# Butt im Süßwasser



## Reppi (23. September 2003)

Hallo Leute ; ich bin mir noch nicht ganz sicher ob ich diese Gegebenheit Akte X melden muß,oder on dies normal ist...;+ 
Also das die Platten zur Zeit bis nach Rendsburg den NOK hochziehen und dort gefangen werden ist mir mehr als bekannt .
Aber nun häufen sich die letzten Monate hier bei uns im Verein die Fänge von Butt in einem fast geschlossenen Wehl/Teich !!!
Und zwar Fische bis 35 cm......!
Der einzige Weg dorthin geht wohl über einen Vorfluter der in die ca. 4km entfernte Nordsee führt.
Haben solche Fische überhaupt eine Überlebenschance im Süßwasser ???
PS. Macht Spaß die Jungs mit Matchrute und Pose zu fangen  :m 
Gruß Uwe


----------



## theactor (23. September 2003)

HI Reppi,

die Jungz sind gute "Brackis" -- bei uns in HH geht es jetzt ja auch los mit Butt.... im Herbst ziehen die zum ..vermehren... die Elbe bis wer-weiß-wohin-hoch...

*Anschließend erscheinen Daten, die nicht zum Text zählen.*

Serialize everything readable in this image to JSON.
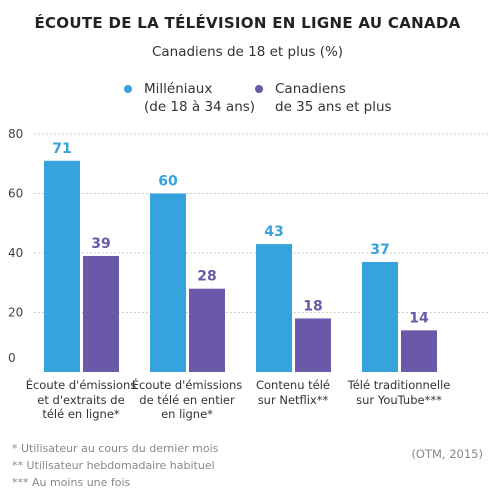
{
  "chart_data": {
    "type": "bar",
    "title": "ÉCOUTE DE LA TÉLÉVISION EN LIGNE AU CANADA",
    "subtitle": "Canadiens de 18 et plus (%)",
    "categories": [
      "Écoute d'émissions\net d'extraits de\ntélé en ligne*",
      "Écoute d'émissions\nde télé en entier\nen ligne*",
      "Contenu télé\nsur Netflix**",
      "Télé traditionnelle\nsur YouTube***"
    ],
    "series": [
      {
        "name": "Milléniaux\n(de 18 à 34 ans)",
        "values": [
          71,
          60,
          43,
          37
        ],
        "color": "#36a3dc"
      },
      {
        "name": "Canadiens\nde 35 ans et plus",
        "values": [
          39,
          28,
          18,
          14
        ],
        "color": "#6a58a8"
      }
    ],
    "ylim": [
      0,
      80
    ],
    "yticks": [
      "0",
      "20",
      "40",
      "60",
      "80"
    ],
    "grid": true,
    "legend_position": "top"
  },
  "footnotes": [
    "* Utilisateur au cours du dernier mois",
    "** Utilisateur hebdomadaire habituel",
    "*** Au moins une fois"
  ],
  "source": "(OTM, 2015)"
}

Wenn es jedoch schwierig sein dürfte sie in der Elbe mit Pose zu befischen...  :q 

Viele Spaß und hol raus, die Platten!

Grüße,
Sönke #h


----------



## Laksos (23. September 2003)

Vor kurzem war hier auf'm Board 'ne Fangmeldung einer Flunder bei Köln. Ich glaube, das war von Boardie Budha, oder? 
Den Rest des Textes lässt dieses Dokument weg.